As well as the ability to continue a game, you also have a number of power-ups that you can use. Two of them are based around the speed of the traffic, you can slow down the opposing traffic (leading to larger gaps in the traffic you can drive your vehicles through), or you can speed up your vehicles driving down the roads and over the junctions. These are subtly different in operation, so you should have an experiment to see which suits your style of play. The third power-up is the Bomber, which can fly over and clear all the traffic out of your way. It's a temporary measure, especially on later levels, but it's one that gives you some vital breathing space when you are playing.

Traffic Frenzy

While Traffic Frenzy starts off rather gently, with the first few of the twenty five levels passing in a flash, later levels add in the complexity of multiple roads to control, traffic flowing in all directions, greater volumes of traffic both to drive through and to avoid, more traffic lights to manage... it all gets rather hectic by the end of the twenty five levels, but I do wish that the game, as released, had more levels. The first few levels to warm you up to the concept shouldn't really count, and it's over far too soon.

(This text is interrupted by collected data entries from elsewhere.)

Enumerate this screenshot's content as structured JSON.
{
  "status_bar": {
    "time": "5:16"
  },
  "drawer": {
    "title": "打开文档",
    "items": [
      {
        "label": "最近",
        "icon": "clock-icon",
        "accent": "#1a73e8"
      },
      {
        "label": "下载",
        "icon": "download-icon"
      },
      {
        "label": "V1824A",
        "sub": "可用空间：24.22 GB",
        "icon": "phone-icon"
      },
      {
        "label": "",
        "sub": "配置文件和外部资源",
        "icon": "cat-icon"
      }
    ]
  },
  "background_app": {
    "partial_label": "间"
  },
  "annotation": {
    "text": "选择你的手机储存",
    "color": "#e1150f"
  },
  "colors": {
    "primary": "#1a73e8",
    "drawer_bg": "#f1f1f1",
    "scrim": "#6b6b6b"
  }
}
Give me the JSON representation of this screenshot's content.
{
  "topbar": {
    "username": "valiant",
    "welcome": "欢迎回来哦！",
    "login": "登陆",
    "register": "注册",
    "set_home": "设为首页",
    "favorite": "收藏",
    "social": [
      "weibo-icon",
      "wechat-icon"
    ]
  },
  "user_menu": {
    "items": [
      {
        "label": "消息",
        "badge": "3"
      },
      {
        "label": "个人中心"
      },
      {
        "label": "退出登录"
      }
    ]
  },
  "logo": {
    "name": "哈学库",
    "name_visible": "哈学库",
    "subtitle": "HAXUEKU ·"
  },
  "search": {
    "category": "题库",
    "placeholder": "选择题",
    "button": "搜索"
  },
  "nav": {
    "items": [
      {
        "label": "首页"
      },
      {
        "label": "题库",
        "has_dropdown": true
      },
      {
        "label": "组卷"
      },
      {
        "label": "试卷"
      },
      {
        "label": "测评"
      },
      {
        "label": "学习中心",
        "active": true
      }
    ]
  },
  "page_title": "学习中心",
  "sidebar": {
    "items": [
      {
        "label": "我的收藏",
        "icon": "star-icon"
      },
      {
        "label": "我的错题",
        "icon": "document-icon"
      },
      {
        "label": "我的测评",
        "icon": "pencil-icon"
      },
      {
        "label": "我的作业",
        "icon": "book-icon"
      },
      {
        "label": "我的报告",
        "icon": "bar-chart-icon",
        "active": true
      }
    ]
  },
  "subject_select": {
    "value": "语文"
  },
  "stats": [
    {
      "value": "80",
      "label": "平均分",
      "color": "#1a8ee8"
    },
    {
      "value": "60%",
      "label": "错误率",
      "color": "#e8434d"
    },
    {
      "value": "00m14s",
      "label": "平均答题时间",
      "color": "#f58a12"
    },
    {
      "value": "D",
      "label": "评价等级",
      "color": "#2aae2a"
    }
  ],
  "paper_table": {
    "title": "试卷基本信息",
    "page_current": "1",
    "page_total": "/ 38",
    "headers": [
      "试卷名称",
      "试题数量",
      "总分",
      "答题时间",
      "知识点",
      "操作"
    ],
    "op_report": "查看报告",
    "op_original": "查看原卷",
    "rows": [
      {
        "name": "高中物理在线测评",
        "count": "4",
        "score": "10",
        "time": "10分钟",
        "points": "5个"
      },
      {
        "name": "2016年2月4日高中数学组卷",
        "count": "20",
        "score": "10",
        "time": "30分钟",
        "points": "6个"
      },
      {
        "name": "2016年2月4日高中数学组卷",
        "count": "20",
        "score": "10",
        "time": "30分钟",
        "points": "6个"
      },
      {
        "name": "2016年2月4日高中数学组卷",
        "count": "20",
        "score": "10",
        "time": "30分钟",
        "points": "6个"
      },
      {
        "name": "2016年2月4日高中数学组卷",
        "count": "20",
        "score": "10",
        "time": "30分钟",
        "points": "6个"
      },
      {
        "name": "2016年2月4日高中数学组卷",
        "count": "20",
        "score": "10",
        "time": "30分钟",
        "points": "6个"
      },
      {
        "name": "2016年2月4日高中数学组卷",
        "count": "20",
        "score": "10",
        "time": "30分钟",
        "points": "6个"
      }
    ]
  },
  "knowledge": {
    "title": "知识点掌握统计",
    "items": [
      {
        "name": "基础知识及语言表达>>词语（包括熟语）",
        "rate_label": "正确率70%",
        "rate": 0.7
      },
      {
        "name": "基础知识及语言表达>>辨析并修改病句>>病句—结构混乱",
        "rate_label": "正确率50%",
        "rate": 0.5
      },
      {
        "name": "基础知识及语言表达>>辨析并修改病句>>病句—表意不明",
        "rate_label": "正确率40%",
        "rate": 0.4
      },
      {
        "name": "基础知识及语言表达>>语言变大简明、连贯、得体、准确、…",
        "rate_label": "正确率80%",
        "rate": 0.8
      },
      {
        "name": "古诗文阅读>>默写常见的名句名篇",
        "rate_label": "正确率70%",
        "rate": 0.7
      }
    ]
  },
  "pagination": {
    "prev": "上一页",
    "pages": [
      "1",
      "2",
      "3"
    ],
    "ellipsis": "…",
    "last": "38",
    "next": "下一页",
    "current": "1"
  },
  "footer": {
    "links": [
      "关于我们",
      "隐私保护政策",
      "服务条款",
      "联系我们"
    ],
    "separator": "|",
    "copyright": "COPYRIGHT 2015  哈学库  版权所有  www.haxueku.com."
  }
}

To be fair, the 25 levels are marked as being 'Los Angeles' and level packs for 'Austin' and 'Las Vegas' are on display, but labelled as 'coming soon'. They're not here yet, and it's always a bit of a gamble waiting on extra downloadable content, but Traffic Frenzy is a free download so at least it is not a monetary gamble.

Traffic Frenzy is a simple game to play, and it can feel rewarding getting the cars through the traffic. Strangely there's less feeling of a reward when a level is over - the second the bumper of the last car hits, the congratulations screen pops up. It's a jarring effect, and after the smooth graphics and UI flow into the game it seems a mis-step to have such a transition at the end of each level.

Traffic Frenzy

Developers Games2Win have a strong gaming title here, but a few tiny tweaks could significantly improve the impact of the game. A little bit more thought in the transitions between the games, some more work on the use of coins and power ups (and how they are earned), and make the level packs available as soon as possible. Or even start with the three level packs listed in the game (to give you 75 levels) and don't tease any extra availability until you can give a confirmed date... these all would have a positive impact on the experience.

Traffic Frenzy is worth the download, but it's a "B+ could do better" from me.